Migliore la performance del terziario, in linea con le indicazioni delle indagini condotte nel corso del 2019, che registravano condizioni di mercato brillanti. Il 42% delle imprese ha aumentato il fatturato; solo il 16% lo ha ridotto. Ottimi anche i risultati di bilancio: il 66% ha chiuso il 2019 in utile (contro l’8%). In riduzione l’indebitamento (9% di aumento contro 18%), nonostante il buon andamento degli investimenti: il 32% delle imprese ha aumentato la spesa rispetto al 2018 (contro il 15%).

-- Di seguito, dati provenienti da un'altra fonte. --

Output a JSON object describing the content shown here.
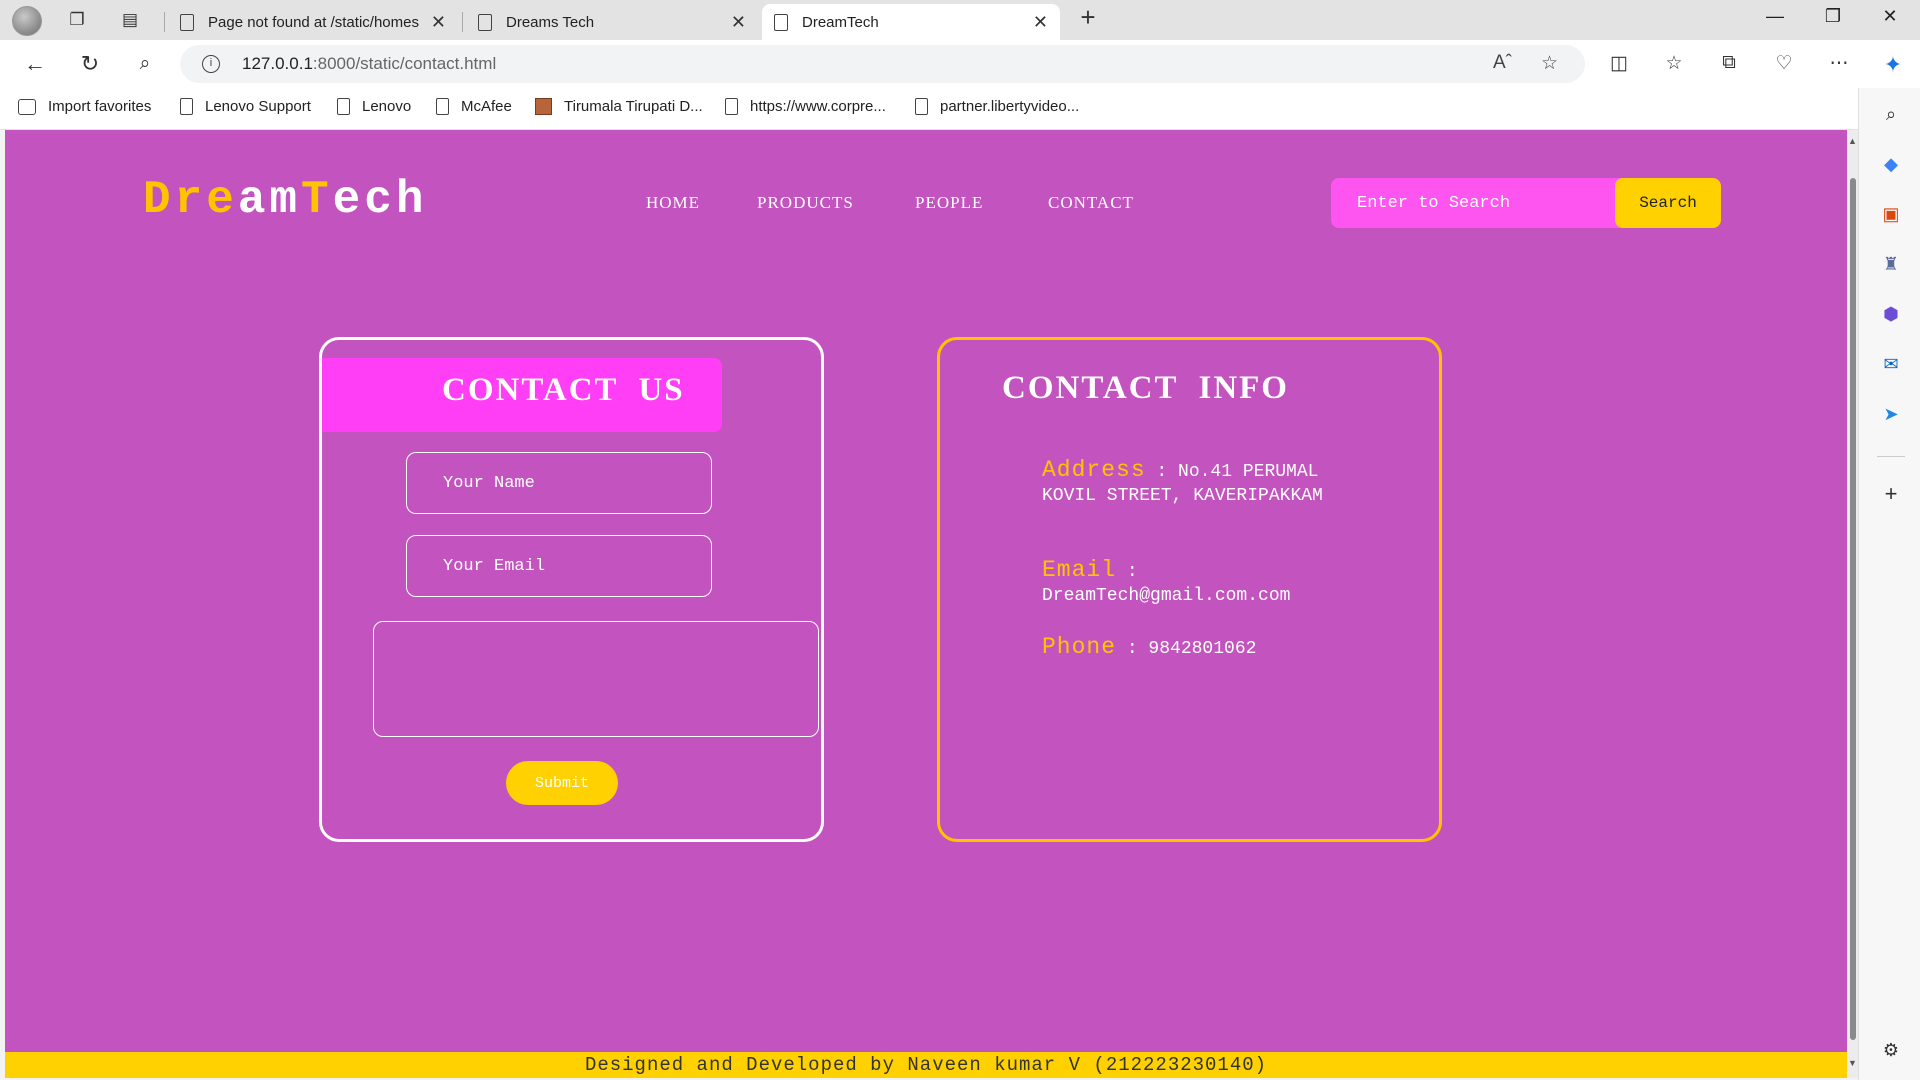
{
  "browser": {
    "tabs": [
      {
        "label": "Page not found at /static/homes",
        "active": false
      },
      {
        "label": "Dreams Tech",
        "active": false
      },
      {
        "label": "DreamTech",
        "active": true
      }
    ],
    "new_tab": "+",
    "url_host": "127.0.0.1",
    "url_rest": ":8000/static/contact.html",
    "favorites": [
      "Import favorites",
      "Lenovo Support",
      "Lenovo",
      "McAfee",
      "Tirumala Tirupati D...",
      "https://www.corpre...",
      "partner.libertyvideo..."
    ]
  },
  "site": {
    "logo_parts": [
      {
        "text": "D",
        "color": "#ffc400"
      },
      {
        "text": "re",
        "color": "#ffc400"
      },
      {
        "text": "am",
        "color": "#ffffff"
      },
      {
        "text": "T",
        "color": "#ffc400"
      },
      {
        "text": "ech",
        "color": "#ffffff"
      }
    ],
    "nav": [
      "HOME",
      "PRODUCTS",
      "PEOPLE",
      "CONTACT"
    ],
    "search": {
      "placeholder": "Enter to Search",
      "button": "Search"
    },
    "contact_us": {
      "title": "CONTACT  US",
      "name_placeholder": "Your Name",
      "email_placeholder": "Your Email",
      "submit": "Submit"
    },
    "contact_info": {
      "title": "CONTACT  INFO",
      "address_key": "Address",
      "address_value": " : No.41 PERUMAL KOVIL STREET, KAVERIPAKKAM",
      "email_key": "Email",
      "email_value": " : DreamTech@gmail.com.com",
      "phone_key": "Phone",
      "phone_value": " : 9842801062"
    },
    "footer": "Designed and Developed by Naveen kumar V (212223230140)"
  },
  "colors": {
    "page_bg": "#c353bf",
    "accent_yellow": "#ffd100",
    "accent_pink": "#ff3ef5"
  }
}
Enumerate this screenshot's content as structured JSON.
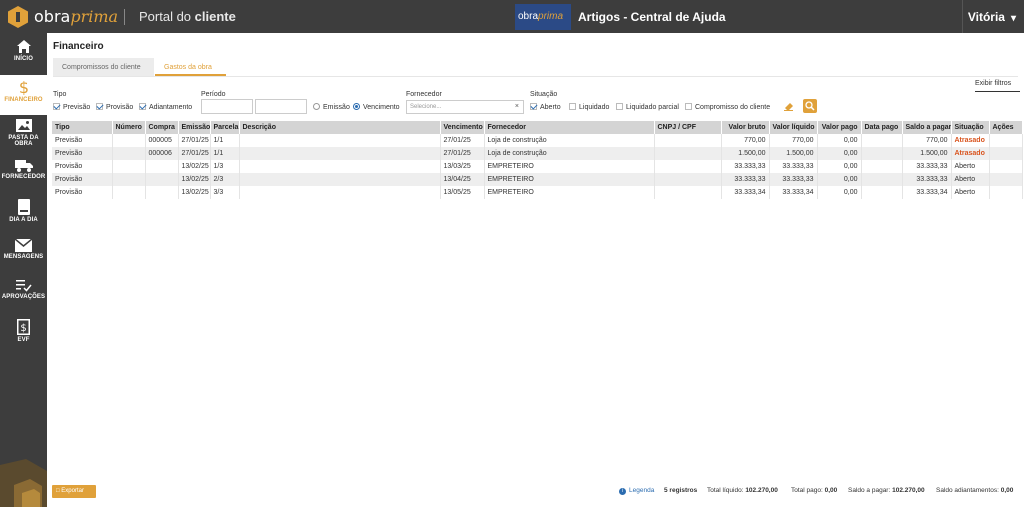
{
  "header": {
    "brand_a": "obra",
    "brand_b": "prima",
    "portal_a": "Portal do",
    "portal_b": "cliente",
    "help_logo_a": "obra",
    "help_logo_b": "prima",
    "help_text": "Artigos - Central de Ajuda",
    "user": "Vitória"
  },
  "sidebar": {
    "items": [
      {
        "label": "INÍCIO",
        "icon": "home-icon"
      },
      {
        "label": "FINANCEIRO",
        "icon": "dollar-icon"
      },
      {
        "label": "PASTA DA OBRA",
        "icon": "image-icon"
      },
      {
        "label": "FORNECEDOR",
        "icon": "truck-icon"
      },
      {
        "label": "DIA A DIA",
        "icon": "book-icon"
      },
      {
        "label": "MENSAGENS",
        "icon": "mail-icon"
      },
      {
        "label": "APROVAÇÕES",
        "icon": "check-list-icon"
      },
      {
        "label": "EVF",
        "icon": "dollar-doc-icon"
      }
    ]
  },
  "page": {
    "title": "Financeiro",
    "tabs": [
      "Compromissos do cliente",
      "Gastos da obra"
    ],
    "show_filters": "Exibir filtros"
  },
  "filters": {
    "tipo_label": "Tipo",
    "tipo_options": [
      "Previsão",
      "Provisão",
      "Adiantamento"
    ],
    "periodo_label": "Período",
    "periodo_options": [
      "Emissão",
      "Vencimento"
    ],
    "fornecedor_label": "Fornecedor",
    "fornecedor_placeholder": "Selecione...",
    "fornecedor_clear": "×",
    "situacao_label": "Situação",
    "situacao_options": [
      "Aberto",
      "Liquidado",
      "Liquidado parcial",
      "Compromisso do cliente"
    ]
  },
  "table": {
    "headers": [
      "Tipo",
      "Número",
      "Compra",
      "Emissão",
      "Parcela",
      "Descrição",
      "Vencimento",
      "Fornecedor",
      "CNPJ / CPF",
      "Valor bruto",
      "Valor líquido",
      "Valor pago",
      "Data pago",
      "Saldo a pagar",
      "Situação",
      "Ações"
    ],
    "rows": [
      [
        "Previsão",
        "",
        "000005",
        "27/01/25",
        "1/1",
        "",
        "27/01/25",
        "Loja de construção",
        "",
        "770,00",
        "770,00",
        "0,00",
        "",
        "770,00",
        "Atrasado",
        ""
      ],
      [
        "Previsão",
        "",
        "000006",
        "27/01/25",
        "1/1",
        "",
        "27/01/25",
        "Loja de construção",
        "",
        "1.500,00",
        "1.500,00",
        "0,00",
        "",
        "1.500,00",
        "Atrasado",
        ""
      ],
      [
        "Provisão",
        "",
        "",
        "13/02/25",
        "1/3",
        "",
        "13/03/25",
        "EMPRETEIRO",
        "",
        "33.333,33",
        "33.333,33",
        "0,00",
        "",
        "33.333,33",
        "Aberto",
        ""
      ],
      [
        "Provisão",
        "",
        "",
        "13/02/25",
        "2/3",
        "",
        "13/04/25",
        "EMPRETEIRO",
        "",
        "33.333,33",
        "33.333,33",
        "0,00",
        "",
        "33.333,33",
        "Aberto",
        ""
      ],
      [
        "Provisão",
        "",
        "",
        "13/02/25",
        "3/3",
        "",
        "13/05/25",
        "EMPRETEIRO",
        "",
        "33.333,34",
        "33.333,34",
        "0,00",
        "",
        "33.333,34",
        "Aberto",
        ""
      ]
    ]
  },
  "footer": {
    "export": "Exportar",
    "legend": "Legenda",
    "records": "5 registros",
    "total_liquido_label": "Total líquido:",
    "total_liquido": "102.270,00",
    "total_pago_label": "Total pago:",
    "total_pago": "0,00",
    "saldo_label": "Saldo a pagar:",
    "saldo": "102.270,00",
    "adiant_label": "Saldo adiantamentos:",
    "adiant": "0,00"
  },
  "colors": {
    "accent": "#e0a13a",
    "dark": "#3d3d3d",
    "late": "#d9541e",
    "link": "#2b6cb0"
  }
}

Fabio Ravanelli, presidente di Confindustria Piemonte, ha commentato: “Viviamo una crisi molto diversa, per natura e implicazioni, dalla “grande recessione” del 2008-2009, che pure ha avuto costi altissimi. Oggi, è a rischio la tenuta economica e sociale del nostro Paese, non solo qualche punto di Pil. Dobbiamo mettere in campo, insieme alla Bce e all’Europa, tutte le risorse disponibili per sostenere la liquidità delle imprese, aiutare le famiglie, mantenere la continuità delle filiere”. E Dario Gallina, presidente dell'Unione Industriale di Torino ha aggiunto: “ Il blocco delle attività rischia di essere letale per interi settori produttivi e tipologie di aziende. Nessuna impresa, per quanto solida e ben patrimonializzata, può permettersi uno stop prolungato”.